Há seis anos, a bióloga se mudou para São Paulo e começou a trabalhar como professora de ciências de uma escola. Depois, atuou em uma empresa especializada em análise genômica e, durante a pandemia de Covid-19, foi contratada pelo Butantan. Hoje, é responsável por compilar os metadados dos sequenciamentos realizados pelo Centro para Vigilância Viral e Avaliação Sorológica (CeVIVAS), que investiga as variantes dos vírus circulantes no Brasil. Em meio às suas conquistas profissionais, a cientista vê que a diversidade ainda é escassa no ambiente acadêmico e corporativo, e sente um desconforto de não ver semelhantes ao seu redor.

“Eu me sinto privilegiada de estar nesse patamar, mas eu gostaria de ver mais pessoas negras ao meu lado. E representantes de outros grupos, como LGBTQIA+ e pessoas, com deficiência.”

Camila acredita que o seu histórico acadêmico contribuiu para que não sofresse tanta discriminação como outras pessoas negras que não têm as mesmas oportunidades. Ela afirma que, inconscientemente, mesmo não compreendendo muito bem o racismo quando era mais nova, quis provar a sua capacidade fazendo mestrado e doutorado, justamente para não sofrer (ou sofrer menos) preconceito.

Ainda assim, a cientista relembra alguns casos, como quando morava em um prédio na região central da cidade e saiu para dar aula. O motorista do carro de aplicativo automaticamente assumiu que ela estava saindo do trabalho, e não que ela de fato morava naquele edifício.

 

Contrada durante a pandemia de Covid-19, Camila é responsável por compilar os metadados dos sequenciamentos realizados pelo CeVIVAS

 

Pertencimento

Camila passou a maior parte de sua infância e adolescência convivendo mais com a família de sua mãe, que é branca, tendo pouco contato com os familiares de seu pai e a cultura negra. Ela conta que os outros não a viam como negra e a chamavam de “morena” ou “moreninha clara”. Foi com o passar dos anos, depois de aprender mais sobre suas raízes e fazer transição capilar, que a cientista de fato compreendeu os preconceitos que sofria e abraçou a sua identidade.

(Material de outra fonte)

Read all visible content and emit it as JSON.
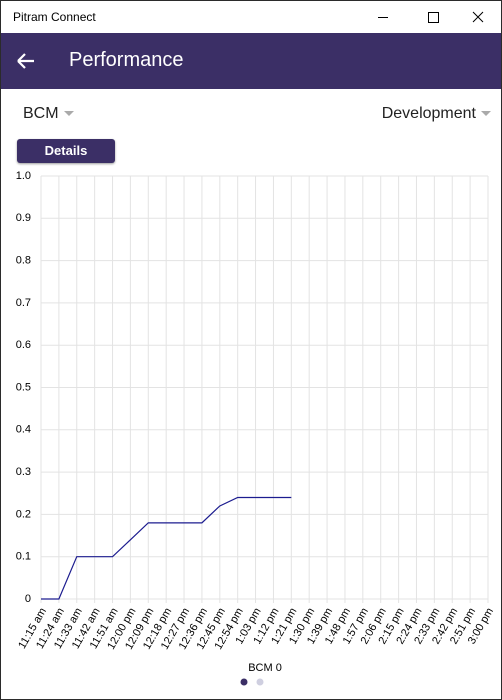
{
  "window": {
    "title": "Pitram Connect"
  },
  "header": {
    "title": "Performance"
  },
  "filters": {
    "left": "BCM",
    "right": "Development"
  },
  "button": {
    "label": "Details"
  },
  "chart_data": {
    "type": "line",
    "categories": [
      "11:15 am",
      "11:24 am",
      "11:33 am",
      "11:42 am",
      "11:51 am",
      "12:00 pm",
      "12:09 pm",
      "12:18 pm",
      "12:27 pm",
      "12:36 pm",
      "12:45 pm",
      "12:54 pm",
      "1:03 pm",
      "1:12 pm",
      "1:21 pm",
      "1:30 pm",
      "1:39 pm",
      "1:48 pm",
      "1:57 pm",
      "2:06 pm",
      "2:15 pm",
      "2:24 pm",
      "2:33 pm",
      "2:42 pm",
      "2:51 pm",
      "3:00 pm"
    ],
    "series": [
      {
        "name": "BCM 0",
        "color": "#1c1c8f",
        "values": [
          0,
          0,
          0.1,
          0.1,
          0.1,
          0.14,
          0.18,
          0.18,
          0.18,
          0.18,
          0.22,
          0.24,
          0.24,
          0.24,
          0.24,
          null,
          null,
          null,
          null,
          null,
          null,
          null,
          null,
          null,
          null,
          null
        ]
      }
    ],
    "ylim": [
      0,
      1
    ],
    "yticks": [
      0,
      0.1,
      0.2,
      0.3,
      0.4,
      0.5,
      0.6,
      0.7,
      0.8,
      0.9,
      {
        "value": 1,
        "label": "1.0"
      }
    ],
    "grid": true
  }
}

“Quando era pequena, me falavam que eu não parecia com a minha mãe, e eu tinha muito medo de não me identificar.”

Para Camila, promover diálogos sobre diversidade no ambiente familiar, nas escolas, no trabalho, na mídia, e ter representantes das minorias ocupando esses espaços, ajuda a trazer diferentes visões e conhecimentos e desconstruir preconceitos. Ela enxerga que a representatividade hoje, para a geração de sua filha, é muito maior do que na época de sua infância, mas ainda há um longo caminho a percorrer.

“Nós sempre nos espelhamos em alguém, principalmente quando criança. Representatividade é olhar ao redor e se sentir confortável. É importante sentir que você pertence, que você não está destoando, e que ali também é o seu lugar.”